Snake tomato (Trichosanthes cucumerina) has been cultivated and used as a replacement for Lycopersicum esculentum in many Asian and African diets. Matured T. cucumerina fruits were harvested at different ripening stages and separated into coats and pulps for analyses to determine their suitability for use in culinary. They were analyzed for the nutritional composition and antioxidant potential using different biochemical assays [1,1-diphenyl-2-picrylhydrazyl, 2,2'-azinobis(3-ethylbenzothiazoline-6-sulfonic acid) radical scavenging activities, and ferric reducing antioxidant power] and antioxidative enzymes activities. The nutritional composition revealed that T. cucumerina contains over 80% water and is very rich in fiber, thus it can serve as a good natural laxative. The lycopene and ${\beta}$-carotene contents were especially high in the ripe pulp with values of $21.62{\pm}1.22$ and $3.96{\pm}0.14mg$/100 g, respectively. The ascorbic acid content was highest in the pulp of unripe fruit with a value of $56.58{\pm}1.08mg$/100 g and significantly (P<0.05) decreased as ripening progressed. The antioxidant potential of the fruits for the 3 assays showed that unripe pulp> ripe coat> ripe pulp> unripe coat.
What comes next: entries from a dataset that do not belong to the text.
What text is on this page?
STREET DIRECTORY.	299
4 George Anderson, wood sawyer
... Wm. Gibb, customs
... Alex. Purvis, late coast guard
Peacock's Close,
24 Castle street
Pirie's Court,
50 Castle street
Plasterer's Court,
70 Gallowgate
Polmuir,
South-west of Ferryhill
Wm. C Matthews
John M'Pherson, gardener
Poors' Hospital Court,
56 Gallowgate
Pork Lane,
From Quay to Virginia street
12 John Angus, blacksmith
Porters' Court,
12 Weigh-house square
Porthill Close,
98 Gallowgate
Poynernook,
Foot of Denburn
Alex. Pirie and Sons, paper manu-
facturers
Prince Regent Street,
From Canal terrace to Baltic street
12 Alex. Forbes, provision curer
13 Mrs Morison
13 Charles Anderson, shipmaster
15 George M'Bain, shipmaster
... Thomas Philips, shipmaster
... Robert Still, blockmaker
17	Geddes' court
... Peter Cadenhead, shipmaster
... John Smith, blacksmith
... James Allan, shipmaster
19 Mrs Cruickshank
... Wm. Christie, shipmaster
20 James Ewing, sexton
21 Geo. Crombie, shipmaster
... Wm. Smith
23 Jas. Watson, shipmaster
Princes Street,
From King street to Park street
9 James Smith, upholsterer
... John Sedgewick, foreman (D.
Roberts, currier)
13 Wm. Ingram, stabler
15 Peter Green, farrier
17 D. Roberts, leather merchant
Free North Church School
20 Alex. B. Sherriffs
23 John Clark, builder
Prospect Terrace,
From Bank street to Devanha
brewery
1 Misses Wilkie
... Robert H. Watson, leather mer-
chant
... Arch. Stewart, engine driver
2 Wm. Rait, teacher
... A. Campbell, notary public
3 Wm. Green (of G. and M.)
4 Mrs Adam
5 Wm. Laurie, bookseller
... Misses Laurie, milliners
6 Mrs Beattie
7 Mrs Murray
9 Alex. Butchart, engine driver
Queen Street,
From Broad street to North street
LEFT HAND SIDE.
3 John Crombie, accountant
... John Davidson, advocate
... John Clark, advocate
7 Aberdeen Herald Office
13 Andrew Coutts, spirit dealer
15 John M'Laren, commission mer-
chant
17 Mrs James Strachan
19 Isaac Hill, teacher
There were decreases in the antioxidant enzymes (superoxide dismutase, ascorbate peroxidase, and glutathione reductase) activities, with the exception of catalase, as ripening progressed in the fruits. These decreased activities may lead to the softening of the fruit during ripening. Harnessing the antioxidative potential of T. cucumerina in culinary through consumption of the coats and pulps will alleviate food insecurity and help maintain good health among many dwellers in sub-Saharan Africa and Southeast Asia.